1. Full-Stack Development & Implementation:
- Design, implement, test, and deploy robust backend components for the agentic AI platform (APIs, services, orchestration, data persistence) using languages like Python, Typescript, Java, etc. (Python highly relevant).
- Design, implement, test, and deploy user-facing features and internal tools using modern frontend technologies, including JavaScript, TypeScript, React, HTML, and CSS.
- Develop core libraries, SDKs, and components across the stack to enable efficient development and deployment of AI agents and associated tooling.
- Write high-quality, maintainable, and well-tested code for both backend and frontend systems.
- Implement and improve monitoring, logging, and alerting across the full stack.
- Participate actively in code reviews for both frontend and backend code.
2. Technical Design & Contribution:
- Contribute significantly to technical design and architecture discussions, considering both backend and frontend implications for new features and system improvements.
- Collaborate with principal engineers, product managers, UX/UI designers, and researchers to refine requirements and translate them into effective full-stack technical solutions.
- Evaluate and prototype new technologies, algorithms, and frameworks relevant to agentic AI, platform infrastructure, and frontend development.
- Take ownership of the technical implementation for specific features or components spanning the full stack.
3. Collaboration & Knowledge Sharing:
- Work closely with teammates and cross-functional partners (Product, Design, Research, other Engineering teams) to deliver cohesive user experiences and robust backend capabilities.
- Share knowledge, document designs and processes effectively for both backend and frontend aspects.
- May mentor junior engineers on full-stack development practices.
4. Operational Excellence:
- Troubleshoot and debug complex issues in production environments, potentially spanning frontend, backend, and infrastructure layers.
- Participate in addressing issues across the stack.
- Contribute to improving the scalability, performance, security, usability, and cost-effectiveness of the platform and its interfaces.
What You Should Bring
- Bachelors degree (or equivalent practical experience) in Computer Science, Engineering, or a related field.
- 2+ years of professional full-stack software development experience.
- Strong proficiency in one or more backend programming languages such as Python, Javascript/Typescript or Java (Python highly relevant for the AI domain).
- Strong proficiency in frontend technologies including JavaScript, TypeScript, HTML, CSS, and modern frontend frameworks (specifically React).
- Solid understanding of computer science fundamentals (data structures, algorithms, operating systems, networking).
- Experience building, deploying, and operating backend services and APIs in a cloud environment (AWS, GCP, or Azure).
- Experience building and deploying responsive and performant user interfaces.
- Experience with system design and architecture, with the ability to contribute to complex design discussions covering the full stack.
- Interest in or practical experience with AI/ML concepts, particularly working with or integrating Large Language Models (LLMs).
- Experience with software development best practices (testing frameworks for backend and frontend, CI/CD, monitoring, code reviews).
- Strong problem-solving skills and attention to detail.

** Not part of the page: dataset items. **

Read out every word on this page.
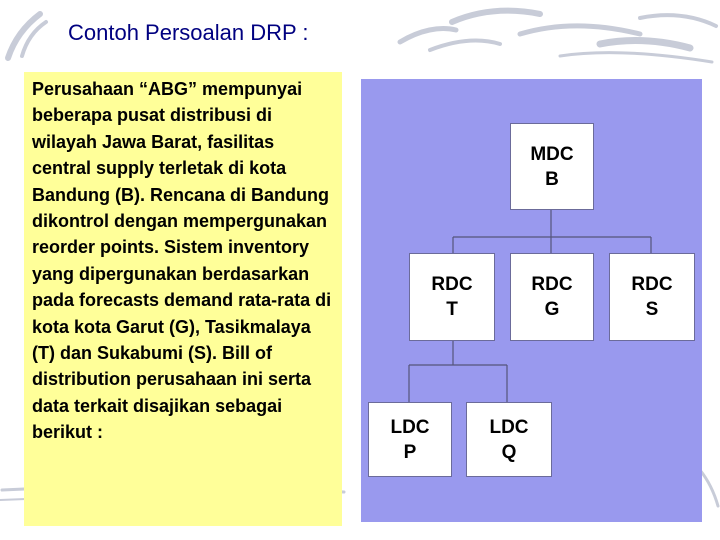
Contoh Persoalan DRP :

Perusahaan “ABG” mempunyai beberapa pusat distribusi di wilayah Jawa Barat, fasilitas central supply terletak di kota Bandung (B). Rencana di Bandung dikontrol dengan mempergunakan reorder points. Sistem inventory yang dipergunakan berdasarkan pada forecasts demand rata-rata di kota kota Garut (G), Tasikmalaya (T) dan Sukabumi (S). Bill of distribution perusahaan ini serta data terkait disajikan sebagai berikut :

MDC
B
RDC
T
RDC
G
RDC
S
LDC
P
LDC
Q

- Good communication and collaboration skills, including working with designers.
Preferred Qualifications
- Experience building platform or infrastructure-as-a-service components.
- Experience building developer tools or interfaces for complex technical products (e.g., AI/ML tooling, data platforms).

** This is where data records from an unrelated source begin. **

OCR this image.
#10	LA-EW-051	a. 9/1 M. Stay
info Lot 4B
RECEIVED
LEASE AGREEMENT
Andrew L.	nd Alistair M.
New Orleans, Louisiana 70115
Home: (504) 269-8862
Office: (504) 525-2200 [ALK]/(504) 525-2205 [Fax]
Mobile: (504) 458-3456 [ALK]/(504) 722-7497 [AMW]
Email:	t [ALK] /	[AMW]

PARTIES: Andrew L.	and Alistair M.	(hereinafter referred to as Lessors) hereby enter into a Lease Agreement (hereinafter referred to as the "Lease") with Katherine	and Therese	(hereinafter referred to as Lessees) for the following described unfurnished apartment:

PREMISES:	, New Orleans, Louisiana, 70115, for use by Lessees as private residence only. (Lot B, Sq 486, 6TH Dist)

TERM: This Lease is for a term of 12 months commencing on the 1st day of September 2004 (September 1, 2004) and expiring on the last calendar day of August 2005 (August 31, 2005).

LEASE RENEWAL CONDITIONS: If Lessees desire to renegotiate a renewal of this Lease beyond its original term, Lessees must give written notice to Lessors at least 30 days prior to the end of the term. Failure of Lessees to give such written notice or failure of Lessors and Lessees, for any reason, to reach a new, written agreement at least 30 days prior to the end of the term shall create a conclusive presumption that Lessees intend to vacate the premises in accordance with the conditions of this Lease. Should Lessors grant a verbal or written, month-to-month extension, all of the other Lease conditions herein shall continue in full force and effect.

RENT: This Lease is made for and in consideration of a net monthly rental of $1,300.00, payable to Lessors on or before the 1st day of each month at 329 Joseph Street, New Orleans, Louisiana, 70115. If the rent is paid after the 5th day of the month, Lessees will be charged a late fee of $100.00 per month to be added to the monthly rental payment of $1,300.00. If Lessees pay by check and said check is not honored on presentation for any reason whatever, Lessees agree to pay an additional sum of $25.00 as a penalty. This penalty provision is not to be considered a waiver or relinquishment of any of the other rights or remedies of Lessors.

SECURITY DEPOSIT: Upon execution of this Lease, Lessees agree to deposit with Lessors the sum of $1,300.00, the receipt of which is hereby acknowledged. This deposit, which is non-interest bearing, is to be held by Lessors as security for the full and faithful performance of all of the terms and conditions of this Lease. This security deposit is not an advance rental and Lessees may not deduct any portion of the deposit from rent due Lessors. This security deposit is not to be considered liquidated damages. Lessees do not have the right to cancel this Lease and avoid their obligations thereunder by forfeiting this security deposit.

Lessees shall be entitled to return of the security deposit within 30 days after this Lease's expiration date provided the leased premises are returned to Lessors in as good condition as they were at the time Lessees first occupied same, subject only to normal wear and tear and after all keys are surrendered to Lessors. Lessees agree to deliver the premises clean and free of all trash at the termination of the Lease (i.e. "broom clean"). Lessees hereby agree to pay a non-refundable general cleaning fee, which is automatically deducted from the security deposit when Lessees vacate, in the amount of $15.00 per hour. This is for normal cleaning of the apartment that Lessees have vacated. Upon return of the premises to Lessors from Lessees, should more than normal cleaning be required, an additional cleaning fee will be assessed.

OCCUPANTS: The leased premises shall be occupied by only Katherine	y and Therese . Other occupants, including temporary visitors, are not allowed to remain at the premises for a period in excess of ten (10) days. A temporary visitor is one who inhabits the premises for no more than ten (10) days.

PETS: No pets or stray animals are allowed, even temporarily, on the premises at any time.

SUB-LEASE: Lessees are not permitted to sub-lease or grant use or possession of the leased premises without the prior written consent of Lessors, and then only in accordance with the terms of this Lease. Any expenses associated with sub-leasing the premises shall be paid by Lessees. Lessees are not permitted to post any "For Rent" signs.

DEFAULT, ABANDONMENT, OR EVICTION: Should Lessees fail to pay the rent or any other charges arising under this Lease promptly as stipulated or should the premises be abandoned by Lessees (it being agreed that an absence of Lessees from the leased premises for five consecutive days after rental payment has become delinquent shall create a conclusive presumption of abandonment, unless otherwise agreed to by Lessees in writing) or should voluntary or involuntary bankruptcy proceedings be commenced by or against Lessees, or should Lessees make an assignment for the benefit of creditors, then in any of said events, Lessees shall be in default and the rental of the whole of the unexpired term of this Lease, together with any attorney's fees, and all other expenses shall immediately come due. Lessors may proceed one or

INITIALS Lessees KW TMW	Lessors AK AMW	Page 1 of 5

- Hands-on experience with agentic AI concepts/frameworks (e.g., LangChain, LlamaIndex), vector databases (e.g., Pinecone, Weaviate), or RAG techniques.
- Experience with state management libraries (e.g., Redux, Zustand) and frontend build tools (e.g., Webpack, Vite).
- Experience with MLOps practices and tools.
- Experience with containerization (Docker) and orchestration (Kubernetes).
- Experience with infrastructure-as-code (e.g., Terraform).
- Experience optimizing the performance and scalability of both backend distributed systems and frontend applications.